Several rules govern this process:
- No handling of cash. All transactions go through a personal account, funded by external mandates, remuneration from prison work, or assistance
- The list of available products is determined by the facility, with a common baseline defined by the central administration for publicly managed prisons
- Some products are prohibited or subject to restrictions (alcohol, sharp objects, certain electronic devices), with the list varying according to the detention regime
- Prices include the operational costs of the canteen service, which explains generally higher rates than those of large retailers
In facilities with delegated management, a private company operates the service. Prices there are determined by the concession contract, without obligation to align with the prices of public prisons.

Canteen products: the actual purchases of inmates
The canteen is not limited to food. Catalogs cover several categories that correspond to daily needs in the cell.

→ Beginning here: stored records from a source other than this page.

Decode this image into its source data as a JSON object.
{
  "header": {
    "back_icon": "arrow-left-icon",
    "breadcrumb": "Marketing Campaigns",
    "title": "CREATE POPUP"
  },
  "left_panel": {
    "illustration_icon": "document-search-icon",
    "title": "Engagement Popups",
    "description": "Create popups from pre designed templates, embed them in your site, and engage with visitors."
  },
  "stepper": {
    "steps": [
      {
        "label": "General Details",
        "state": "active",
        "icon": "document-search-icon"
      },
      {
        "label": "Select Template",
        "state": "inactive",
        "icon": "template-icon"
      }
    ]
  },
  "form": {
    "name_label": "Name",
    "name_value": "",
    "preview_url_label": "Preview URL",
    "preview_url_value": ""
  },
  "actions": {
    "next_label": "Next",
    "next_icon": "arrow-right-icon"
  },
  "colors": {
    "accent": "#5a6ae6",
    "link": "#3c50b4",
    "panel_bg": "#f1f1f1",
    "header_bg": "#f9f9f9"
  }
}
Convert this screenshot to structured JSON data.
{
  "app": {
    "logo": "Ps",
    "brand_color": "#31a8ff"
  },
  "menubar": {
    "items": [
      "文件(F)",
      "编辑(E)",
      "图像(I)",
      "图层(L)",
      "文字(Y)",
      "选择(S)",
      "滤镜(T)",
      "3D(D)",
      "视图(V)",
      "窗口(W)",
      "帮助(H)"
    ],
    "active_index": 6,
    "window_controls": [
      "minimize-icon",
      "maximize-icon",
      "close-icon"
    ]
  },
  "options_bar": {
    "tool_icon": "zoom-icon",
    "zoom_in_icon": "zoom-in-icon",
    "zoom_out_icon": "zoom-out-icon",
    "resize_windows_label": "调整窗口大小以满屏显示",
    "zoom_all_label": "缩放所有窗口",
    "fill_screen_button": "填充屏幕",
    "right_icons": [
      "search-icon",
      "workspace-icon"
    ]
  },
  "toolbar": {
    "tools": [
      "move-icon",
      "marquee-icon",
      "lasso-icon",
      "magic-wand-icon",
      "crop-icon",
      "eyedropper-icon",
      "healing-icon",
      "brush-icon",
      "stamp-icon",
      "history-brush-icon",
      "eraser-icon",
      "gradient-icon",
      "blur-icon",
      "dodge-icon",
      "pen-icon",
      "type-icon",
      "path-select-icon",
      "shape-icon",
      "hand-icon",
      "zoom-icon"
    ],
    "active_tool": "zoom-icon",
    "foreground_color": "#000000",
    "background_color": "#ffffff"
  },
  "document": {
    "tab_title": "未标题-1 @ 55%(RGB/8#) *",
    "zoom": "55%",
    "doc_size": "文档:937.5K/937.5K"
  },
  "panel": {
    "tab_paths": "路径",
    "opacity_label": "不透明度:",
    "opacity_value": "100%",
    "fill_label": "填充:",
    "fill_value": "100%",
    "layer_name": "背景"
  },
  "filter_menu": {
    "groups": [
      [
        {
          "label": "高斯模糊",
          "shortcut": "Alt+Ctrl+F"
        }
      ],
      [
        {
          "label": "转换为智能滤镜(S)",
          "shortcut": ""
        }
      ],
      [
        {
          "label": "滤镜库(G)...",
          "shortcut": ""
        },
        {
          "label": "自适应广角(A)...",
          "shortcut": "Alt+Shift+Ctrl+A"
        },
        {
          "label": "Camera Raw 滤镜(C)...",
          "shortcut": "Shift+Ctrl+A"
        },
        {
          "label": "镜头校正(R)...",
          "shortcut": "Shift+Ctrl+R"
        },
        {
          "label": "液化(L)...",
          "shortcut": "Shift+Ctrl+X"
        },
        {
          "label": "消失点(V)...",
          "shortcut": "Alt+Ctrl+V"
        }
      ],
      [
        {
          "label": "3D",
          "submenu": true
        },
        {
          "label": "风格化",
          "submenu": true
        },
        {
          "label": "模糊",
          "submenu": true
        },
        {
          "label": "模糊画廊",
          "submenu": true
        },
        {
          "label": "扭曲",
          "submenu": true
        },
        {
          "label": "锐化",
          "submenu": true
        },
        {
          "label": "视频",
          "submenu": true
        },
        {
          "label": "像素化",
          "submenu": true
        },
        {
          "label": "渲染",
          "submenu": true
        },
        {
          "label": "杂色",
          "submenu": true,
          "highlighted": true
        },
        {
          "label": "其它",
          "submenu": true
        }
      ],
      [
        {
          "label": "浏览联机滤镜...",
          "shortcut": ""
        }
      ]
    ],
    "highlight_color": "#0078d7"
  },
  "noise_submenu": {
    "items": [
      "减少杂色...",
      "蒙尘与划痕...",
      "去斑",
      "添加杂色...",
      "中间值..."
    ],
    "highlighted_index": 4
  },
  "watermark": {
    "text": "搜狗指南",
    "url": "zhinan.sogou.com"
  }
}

- Food: canned goods, biscuits, coffee, sugar, non-alcoholic beverages, dried fruits. These purchases compensate for meals often perceived as insufficient or monotonous
- Hygiene and maintenance: toothpaste, soap, shampoo, laundry detergent, cleaning products. This item quickly exceeds the contents of the kit provided upon arrival
- Tobacco: the primary expenditure item in value for a significant portion of the inmate population
- Stationery and communication: envelopes, stamps, writing paper, phone cards. Maintaining contact with the outside has a direct and recurring cost
- Cell equipment: small authorized appliances (kettle, fan depending on the facilities), batteries, light bulbs
Tobacco and hygiene products are among the most frequent items in canteen orders. Supplementary food comes next, with variations linked to the perceived quality of the meals served by the facility.
Inequalities among inmates regarding the prison canteen
The canteen reproduces the economic disparities that exist outside and exacerbates them. An inmate receiving regular mandates from their relatives can place an order every week. Those who do not receive any financial support and do not have access to prison work depend on occasional assistance or solidarity among fellow inmates.
The consequences are direct: access to hygiene, variety of food, ability to communicate with the outside. The canteen acts as a social marker within detention, and the data from the Court of Auditors report 2026 shows that this trend is not weakening.
Field feedback varies on the effectiveness of aid mechanisms. Some facilities distribute emergency kits or vouchers to the most disadvantaged inmates, but these initiatives remain heterogeneous from one prison to another, without a national framework to guarantee their generalization.
The prison canteen system maintains a balance between security imperatives and access to basic goods. The legal validation of price discrepancies by the Council of State, in light of the increasing financial burden on inmates documented by the Court of Auditors, leaves the question of equitable access to everyday products behind bars wide open.